We were able to virtually bless Harvey today with friends and family watching.
We were able to get away one last time before school starts. We went to the local lake for one last beach day. We were able to go with our neighbors and we took a friend’s twins with us. It was nice and sunny. I don’t have any pictures from that day. I was kicking myself later, but I do have pictures of that lake from last year.
I can’t believe school starts tomorrow! I will of course post first day of school photos next week! It has been a bit of a tough decision whether to home school Max, do “learn from home” provided by the district, or sending him to in person school. When I prayed about it, the Lord said, “ask Max.” So I did. He wanted home school until I explained it would be me teaching him math, reading, science, and social studies. He said, “What about Ms. Shoenholz?” That is the reading specialist he goes to at his elementary school, which he will fortunately get again this year.

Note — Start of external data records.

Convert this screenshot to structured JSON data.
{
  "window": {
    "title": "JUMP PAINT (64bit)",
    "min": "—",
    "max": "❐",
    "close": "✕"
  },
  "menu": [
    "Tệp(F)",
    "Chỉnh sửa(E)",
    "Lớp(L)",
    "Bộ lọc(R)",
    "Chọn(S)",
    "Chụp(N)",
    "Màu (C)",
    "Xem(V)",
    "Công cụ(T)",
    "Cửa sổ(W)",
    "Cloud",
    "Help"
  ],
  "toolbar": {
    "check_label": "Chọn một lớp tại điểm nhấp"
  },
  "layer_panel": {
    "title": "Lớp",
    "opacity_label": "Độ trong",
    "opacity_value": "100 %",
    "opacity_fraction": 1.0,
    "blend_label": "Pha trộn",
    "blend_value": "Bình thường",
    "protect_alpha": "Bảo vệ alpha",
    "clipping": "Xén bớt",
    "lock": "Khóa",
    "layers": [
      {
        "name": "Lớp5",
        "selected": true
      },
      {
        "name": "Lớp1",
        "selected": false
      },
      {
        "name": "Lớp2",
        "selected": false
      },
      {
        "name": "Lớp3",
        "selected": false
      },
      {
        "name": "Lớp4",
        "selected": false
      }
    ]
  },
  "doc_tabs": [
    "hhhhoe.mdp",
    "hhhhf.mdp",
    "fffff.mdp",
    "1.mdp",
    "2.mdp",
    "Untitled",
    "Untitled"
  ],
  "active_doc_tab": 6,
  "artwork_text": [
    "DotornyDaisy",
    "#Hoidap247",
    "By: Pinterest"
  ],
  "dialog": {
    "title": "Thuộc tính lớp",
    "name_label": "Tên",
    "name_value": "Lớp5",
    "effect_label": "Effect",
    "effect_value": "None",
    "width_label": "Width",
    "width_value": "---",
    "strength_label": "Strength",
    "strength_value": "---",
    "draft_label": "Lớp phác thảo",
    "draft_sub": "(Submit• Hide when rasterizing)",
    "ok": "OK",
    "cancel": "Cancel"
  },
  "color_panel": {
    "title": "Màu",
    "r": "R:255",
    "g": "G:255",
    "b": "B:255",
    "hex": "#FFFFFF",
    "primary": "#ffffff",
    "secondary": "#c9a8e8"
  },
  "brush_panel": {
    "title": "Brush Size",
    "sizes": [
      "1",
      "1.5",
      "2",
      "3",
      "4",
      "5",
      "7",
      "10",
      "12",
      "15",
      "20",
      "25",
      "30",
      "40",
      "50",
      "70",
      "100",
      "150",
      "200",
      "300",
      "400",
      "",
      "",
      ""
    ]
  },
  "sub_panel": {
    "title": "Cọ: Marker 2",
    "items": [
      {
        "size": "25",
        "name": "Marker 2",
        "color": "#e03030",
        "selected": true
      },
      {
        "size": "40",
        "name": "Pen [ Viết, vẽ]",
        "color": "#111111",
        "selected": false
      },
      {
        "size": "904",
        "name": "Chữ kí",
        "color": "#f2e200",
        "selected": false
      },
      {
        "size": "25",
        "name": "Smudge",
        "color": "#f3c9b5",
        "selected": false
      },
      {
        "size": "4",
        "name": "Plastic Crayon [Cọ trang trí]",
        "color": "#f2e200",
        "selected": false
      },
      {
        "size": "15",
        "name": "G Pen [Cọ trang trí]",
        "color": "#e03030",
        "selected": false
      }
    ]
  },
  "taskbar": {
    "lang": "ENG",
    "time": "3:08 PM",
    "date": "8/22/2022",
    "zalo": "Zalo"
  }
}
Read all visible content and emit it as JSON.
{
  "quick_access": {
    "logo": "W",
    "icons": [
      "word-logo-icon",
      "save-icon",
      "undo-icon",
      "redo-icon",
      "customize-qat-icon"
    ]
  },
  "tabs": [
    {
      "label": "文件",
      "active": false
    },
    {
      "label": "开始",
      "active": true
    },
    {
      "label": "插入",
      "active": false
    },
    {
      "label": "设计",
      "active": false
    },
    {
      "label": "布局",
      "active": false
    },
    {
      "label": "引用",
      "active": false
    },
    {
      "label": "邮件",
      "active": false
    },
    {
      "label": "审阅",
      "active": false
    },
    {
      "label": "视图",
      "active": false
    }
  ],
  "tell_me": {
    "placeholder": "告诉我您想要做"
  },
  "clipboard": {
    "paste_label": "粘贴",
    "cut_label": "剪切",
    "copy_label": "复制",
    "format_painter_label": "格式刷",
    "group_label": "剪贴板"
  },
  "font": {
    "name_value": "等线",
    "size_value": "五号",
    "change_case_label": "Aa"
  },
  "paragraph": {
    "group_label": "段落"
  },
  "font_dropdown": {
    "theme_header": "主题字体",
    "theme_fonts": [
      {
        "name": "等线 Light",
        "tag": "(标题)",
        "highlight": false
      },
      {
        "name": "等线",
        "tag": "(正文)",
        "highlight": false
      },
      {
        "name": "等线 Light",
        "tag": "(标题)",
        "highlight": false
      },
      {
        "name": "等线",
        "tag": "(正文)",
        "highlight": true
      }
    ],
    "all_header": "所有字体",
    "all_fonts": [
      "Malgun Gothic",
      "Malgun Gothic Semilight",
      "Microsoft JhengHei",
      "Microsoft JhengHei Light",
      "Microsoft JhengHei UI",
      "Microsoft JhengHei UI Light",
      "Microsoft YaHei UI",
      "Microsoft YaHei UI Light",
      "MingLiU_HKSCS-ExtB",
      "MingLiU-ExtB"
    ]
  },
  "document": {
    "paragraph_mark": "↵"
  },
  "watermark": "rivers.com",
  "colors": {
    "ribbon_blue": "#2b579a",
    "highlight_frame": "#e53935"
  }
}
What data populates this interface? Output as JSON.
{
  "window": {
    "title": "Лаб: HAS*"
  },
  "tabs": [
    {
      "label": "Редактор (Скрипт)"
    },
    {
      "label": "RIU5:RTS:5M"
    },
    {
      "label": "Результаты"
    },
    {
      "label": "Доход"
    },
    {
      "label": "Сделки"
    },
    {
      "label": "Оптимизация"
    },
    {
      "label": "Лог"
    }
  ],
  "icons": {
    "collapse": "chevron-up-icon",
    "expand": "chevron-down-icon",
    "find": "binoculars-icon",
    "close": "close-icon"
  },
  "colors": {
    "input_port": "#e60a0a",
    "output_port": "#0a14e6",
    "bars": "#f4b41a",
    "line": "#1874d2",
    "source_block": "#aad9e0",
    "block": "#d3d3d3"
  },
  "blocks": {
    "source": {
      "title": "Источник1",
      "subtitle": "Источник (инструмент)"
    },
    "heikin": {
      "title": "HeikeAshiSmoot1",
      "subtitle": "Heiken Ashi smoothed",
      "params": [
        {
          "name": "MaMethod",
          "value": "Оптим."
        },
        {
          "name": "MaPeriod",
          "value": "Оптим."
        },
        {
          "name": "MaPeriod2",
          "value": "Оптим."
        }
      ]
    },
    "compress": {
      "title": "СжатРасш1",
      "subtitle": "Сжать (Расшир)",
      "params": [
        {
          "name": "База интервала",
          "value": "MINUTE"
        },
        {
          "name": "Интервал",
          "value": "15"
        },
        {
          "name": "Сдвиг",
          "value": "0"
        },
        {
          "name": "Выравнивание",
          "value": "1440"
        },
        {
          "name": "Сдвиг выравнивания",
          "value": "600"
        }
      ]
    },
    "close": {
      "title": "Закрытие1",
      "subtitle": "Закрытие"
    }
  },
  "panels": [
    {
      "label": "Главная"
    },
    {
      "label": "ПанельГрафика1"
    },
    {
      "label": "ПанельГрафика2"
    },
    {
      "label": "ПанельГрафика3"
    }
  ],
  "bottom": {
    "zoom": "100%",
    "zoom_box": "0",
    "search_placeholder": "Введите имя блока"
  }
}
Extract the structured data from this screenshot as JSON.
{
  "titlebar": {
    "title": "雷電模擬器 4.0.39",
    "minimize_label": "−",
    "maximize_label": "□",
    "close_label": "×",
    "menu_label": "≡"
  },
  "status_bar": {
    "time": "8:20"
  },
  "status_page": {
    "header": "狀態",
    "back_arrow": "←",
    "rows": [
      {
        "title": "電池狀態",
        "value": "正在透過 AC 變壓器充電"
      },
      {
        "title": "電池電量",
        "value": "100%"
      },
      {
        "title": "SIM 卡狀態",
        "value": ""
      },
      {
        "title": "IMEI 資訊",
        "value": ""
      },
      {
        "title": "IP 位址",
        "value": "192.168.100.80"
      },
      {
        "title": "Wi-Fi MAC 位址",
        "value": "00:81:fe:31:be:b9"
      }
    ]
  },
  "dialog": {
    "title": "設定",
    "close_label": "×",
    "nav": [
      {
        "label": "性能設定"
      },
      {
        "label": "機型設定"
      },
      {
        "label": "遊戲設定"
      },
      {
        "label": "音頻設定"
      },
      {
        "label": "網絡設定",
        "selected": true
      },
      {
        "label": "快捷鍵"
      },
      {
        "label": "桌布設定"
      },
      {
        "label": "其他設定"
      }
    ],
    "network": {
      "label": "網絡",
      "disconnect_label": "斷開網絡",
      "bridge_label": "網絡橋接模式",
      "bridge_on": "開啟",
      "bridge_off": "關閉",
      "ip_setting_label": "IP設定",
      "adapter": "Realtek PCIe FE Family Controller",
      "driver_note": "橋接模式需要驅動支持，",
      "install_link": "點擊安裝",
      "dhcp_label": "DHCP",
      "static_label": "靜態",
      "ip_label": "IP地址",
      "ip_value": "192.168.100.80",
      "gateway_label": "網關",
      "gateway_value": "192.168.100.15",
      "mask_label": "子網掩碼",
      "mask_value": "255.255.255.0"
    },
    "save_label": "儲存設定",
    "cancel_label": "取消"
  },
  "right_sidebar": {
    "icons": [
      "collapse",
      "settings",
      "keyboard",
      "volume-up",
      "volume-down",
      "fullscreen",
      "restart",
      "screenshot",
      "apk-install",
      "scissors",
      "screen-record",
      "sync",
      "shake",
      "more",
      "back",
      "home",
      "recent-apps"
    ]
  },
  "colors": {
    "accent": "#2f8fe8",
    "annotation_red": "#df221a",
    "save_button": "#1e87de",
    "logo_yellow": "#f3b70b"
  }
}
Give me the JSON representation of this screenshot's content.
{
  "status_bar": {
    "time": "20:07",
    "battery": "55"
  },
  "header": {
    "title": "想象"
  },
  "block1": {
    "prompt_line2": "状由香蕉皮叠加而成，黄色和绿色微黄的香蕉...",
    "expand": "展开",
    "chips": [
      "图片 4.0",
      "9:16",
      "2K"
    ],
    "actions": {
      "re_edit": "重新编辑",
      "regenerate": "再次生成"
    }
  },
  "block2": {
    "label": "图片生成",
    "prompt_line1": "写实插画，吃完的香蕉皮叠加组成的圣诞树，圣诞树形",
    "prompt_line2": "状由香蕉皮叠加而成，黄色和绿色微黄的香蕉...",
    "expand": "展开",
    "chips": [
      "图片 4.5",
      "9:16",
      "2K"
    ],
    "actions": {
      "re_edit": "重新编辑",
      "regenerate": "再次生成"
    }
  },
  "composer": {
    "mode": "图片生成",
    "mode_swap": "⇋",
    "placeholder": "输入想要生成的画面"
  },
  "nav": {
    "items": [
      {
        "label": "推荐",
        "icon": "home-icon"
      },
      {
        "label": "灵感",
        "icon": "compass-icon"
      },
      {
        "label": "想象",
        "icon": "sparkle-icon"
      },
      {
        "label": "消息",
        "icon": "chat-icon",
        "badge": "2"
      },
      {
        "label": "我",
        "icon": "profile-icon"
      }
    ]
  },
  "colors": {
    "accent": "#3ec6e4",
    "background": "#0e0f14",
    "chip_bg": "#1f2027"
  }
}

I explained he needed to go to school to get her and that’s what made him decide he needed to go back to school. To be honest, I’m not afraid of the virus. Maybe I should be. Andy sees COVID patients almost on a daily patient. Mostly older people, and the majority of those that aren’t old are there due to underlying health conditions, but then once in a while he’ll get a 35 year old with no other health conditions. But I have faith. I don’t mean that faith will keep anyone from getting sick, but since I know the Lord has directed me in the past, I can have faith that he’s directing me in this decision and I don’t feel anxious or nervous about sending him, so I know whatever will happen will be for our good. The thing I do worry about is the social and emotional aspect of sending him back. I hope that the teachers, like me, don’t carry worry and fear in their hearts because that will undoubtedly pass on to the students. I know, because I once was a teacher. One year, the principal was in charge of my evaluation. I never knew when she’d drop by my classroom, so I was always on my guard and always giving everything I had plus more. This pressure ended up causing me to have migraines daily and I tried so hard to continue to be fun, patient, and loving, but I know there were days when it just physically wasn’t possible. So anyway, we’re starting tomorrow! We’ll let him go for a month and reassess everything. Unless the schools decide to move to learn to home, I am thinking he will stay in school the whole school year.